Let $\{f_t:[0,1]\to \mathbb R \ |t\in I\}$, where $I\subset \mathbb R$ is an interval, be a class of Lebesgue measurable functions. Then is it true that the function $\displaystyle\liminf_{t\to t_0}f_t(x):[0,1]\to \mathbb R$ also Lebesgue measurable, where $t_0\in I$?
What I know is that if $f_1,f_2,...,f_n,...$ are measurable functions then $\displaystyle \liminf_{n\to \infty}f_n$ is also measurable.
For the above question, I was thinking that
Let $\{x_n:n\in \mathbb N\}\subset I$ be a sequence from $I$ such that $\displaystyle \lim_{n\to \infty}x_n=t_0$. Then $\displaystyle\liminf_{t\to t_0}f_t(x)=\liminf_{n\to \infty}f_{x_n}(x)$ from the definition. And the function $\displaystyle\liminf_{n\to \infty}f_{x_n}(x)$ is measurable.
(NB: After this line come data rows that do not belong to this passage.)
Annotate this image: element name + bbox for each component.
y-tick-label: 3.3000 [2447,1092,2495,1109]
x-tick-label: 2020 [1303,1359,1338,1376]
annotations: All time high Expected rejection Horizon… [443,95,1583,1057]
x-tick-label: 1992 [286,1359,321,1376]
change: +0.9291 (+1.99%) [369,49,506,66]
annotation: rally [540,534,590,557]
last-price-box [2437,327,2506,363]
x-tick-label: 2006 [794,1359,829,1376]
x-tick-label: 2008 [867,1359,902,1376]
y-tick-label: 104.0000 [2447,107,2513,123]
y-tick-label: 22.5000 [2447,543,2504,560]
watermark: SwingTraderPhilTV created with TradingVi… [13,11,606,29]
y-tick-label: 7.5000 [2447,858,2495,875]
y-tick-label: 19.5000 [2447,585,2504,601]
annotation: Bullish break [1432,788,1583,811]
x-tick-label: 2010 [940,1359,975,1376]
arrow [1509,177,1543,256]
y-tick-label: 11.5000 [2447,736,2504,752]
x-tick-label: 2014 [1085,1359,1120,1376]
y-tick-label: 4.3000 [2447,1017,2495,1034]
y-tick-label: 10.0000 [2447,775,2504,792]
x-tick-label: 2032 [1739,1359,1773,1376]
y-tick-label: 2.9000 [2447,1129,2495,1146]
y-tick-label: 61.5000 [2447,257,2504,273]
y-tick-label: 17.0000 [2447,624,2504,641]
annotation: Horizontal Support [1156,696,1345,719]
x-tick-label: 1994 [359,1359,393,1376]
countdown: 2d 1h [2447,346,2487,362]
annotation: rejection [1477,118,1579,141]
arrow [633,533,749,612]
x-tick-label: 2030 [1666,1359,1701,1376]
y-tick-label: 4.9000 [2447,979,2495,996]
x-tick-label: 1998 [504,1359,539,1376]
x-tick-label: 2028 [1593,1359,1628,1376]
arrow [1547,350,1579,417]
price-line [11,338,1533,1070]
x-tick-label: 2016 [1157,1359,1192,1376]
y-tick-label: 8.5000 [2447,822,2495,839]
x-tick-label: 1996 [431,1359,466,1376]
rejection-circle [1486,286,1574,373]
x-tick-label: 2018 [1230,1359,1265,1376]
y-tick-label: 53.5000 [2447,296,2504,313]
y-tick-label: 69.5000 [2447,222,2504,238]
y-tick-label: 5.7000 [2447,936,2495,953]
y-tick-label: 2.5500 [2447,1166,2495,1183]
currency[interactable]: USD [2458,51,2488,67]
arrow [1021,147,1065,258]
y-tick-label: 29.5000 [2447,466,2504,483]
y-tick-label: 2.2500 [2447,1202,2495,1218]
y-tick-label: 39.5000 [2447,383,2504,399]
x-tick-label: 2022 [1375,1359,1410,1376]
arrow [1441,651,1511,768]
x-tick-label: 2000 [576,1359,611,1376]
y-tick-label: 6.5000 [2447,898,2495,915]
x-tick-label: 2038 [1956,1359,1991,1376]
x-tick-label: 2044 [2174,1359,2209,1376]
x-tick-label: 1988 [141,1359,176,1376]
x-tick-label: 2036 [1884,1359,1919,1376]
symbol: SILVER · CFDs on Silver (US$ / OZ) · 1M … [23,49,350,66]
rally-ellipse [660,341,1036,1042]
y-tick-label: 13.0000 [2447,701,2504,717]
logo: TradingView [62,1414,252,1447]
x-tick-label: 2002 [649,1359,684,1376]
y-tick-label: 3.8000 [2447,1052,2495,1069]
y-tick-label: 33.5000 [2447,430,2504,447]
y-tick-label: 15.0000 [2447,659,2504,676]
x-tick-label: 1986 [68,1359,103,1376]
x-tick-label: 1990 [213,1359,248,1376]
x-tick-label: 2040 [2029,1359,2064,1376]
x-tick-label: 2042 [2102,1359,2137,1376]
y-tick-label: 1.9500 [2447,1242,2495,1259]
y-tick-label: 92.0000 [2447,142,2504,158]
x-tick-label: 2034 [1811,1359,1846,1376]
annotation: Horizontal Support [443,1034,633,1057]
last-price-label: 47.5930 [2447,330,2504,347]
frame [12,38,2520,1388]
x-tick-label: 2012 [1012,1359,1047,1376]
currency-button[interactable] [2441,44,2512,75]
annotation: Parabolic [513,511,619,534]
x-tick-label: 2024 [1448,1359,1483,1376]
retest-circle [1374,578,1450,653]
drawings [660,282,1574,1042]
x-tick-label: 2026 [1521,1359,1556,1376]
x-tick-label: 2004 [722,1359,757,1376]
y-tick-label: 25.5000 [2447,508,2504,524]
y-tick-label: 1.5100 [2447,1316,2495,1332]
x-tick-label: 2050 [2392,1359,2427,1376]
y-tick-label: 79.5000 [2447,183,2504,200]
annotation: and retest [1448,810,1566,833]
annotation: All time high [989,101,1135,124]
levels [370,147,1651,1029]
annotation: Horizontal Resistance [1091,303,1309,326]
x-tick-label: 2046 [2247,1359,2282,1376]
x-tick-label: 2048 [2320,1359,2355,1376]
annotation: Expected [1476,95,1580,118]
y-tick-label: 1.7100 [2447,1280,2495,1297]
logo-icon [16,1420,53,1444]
So the function $\displaystyle\liminf_{t\to t_0}f_t(x)$ is measurable.
I don't know it is true or not.
It would be very helpful if anyone checks the above.
Thank you.
An example.
Let's use $t_0 = 0$ so we are taking liminf as $t \to 0$.
Let $E \subset \mathbb R$ be a non-measurable set of cardinal $2^{\aleph_0}$.
The liminf funcion $f$ will the the characteristic function of the complement of $E$.
$$ f(x) = \begin{cases} 0,& x \in E \\ 1,& x \not\in E \end{cases} $$ So $f$ will be non-measurable.
Each function $f_t$ will be $1$ except for one point, where it is $0$. $$ f_t(x) = \begin{cases} 0, &x = u_t\\1, &\text{otherwise} \end{cases} $$ so $f_t$ is measurable.
The points $u_t$ remain to be chosen.
Divide $(0,1]$ into invervals $$ I_n = \left(\frac{1}{n+1},\frac{1}{n}\right] $$ For each $n$, let the points $u_t$ be chosen so that $$ \{u_t: t \in I_n\} = E $$ Both $I_n$ and $E$ have cardinal $2^{\aleph_0}$.
Finally, we have $\liminf_{t \to 0}f_t(x) = f(x)$. Indeed, if $x \not\in E$, then $f_t(x) = 1$ for all $t$. And if $x \in E$, then $f_t(x) = 0$ for infinitely many $t$ approaching $0$ and $1$ for all other $t$.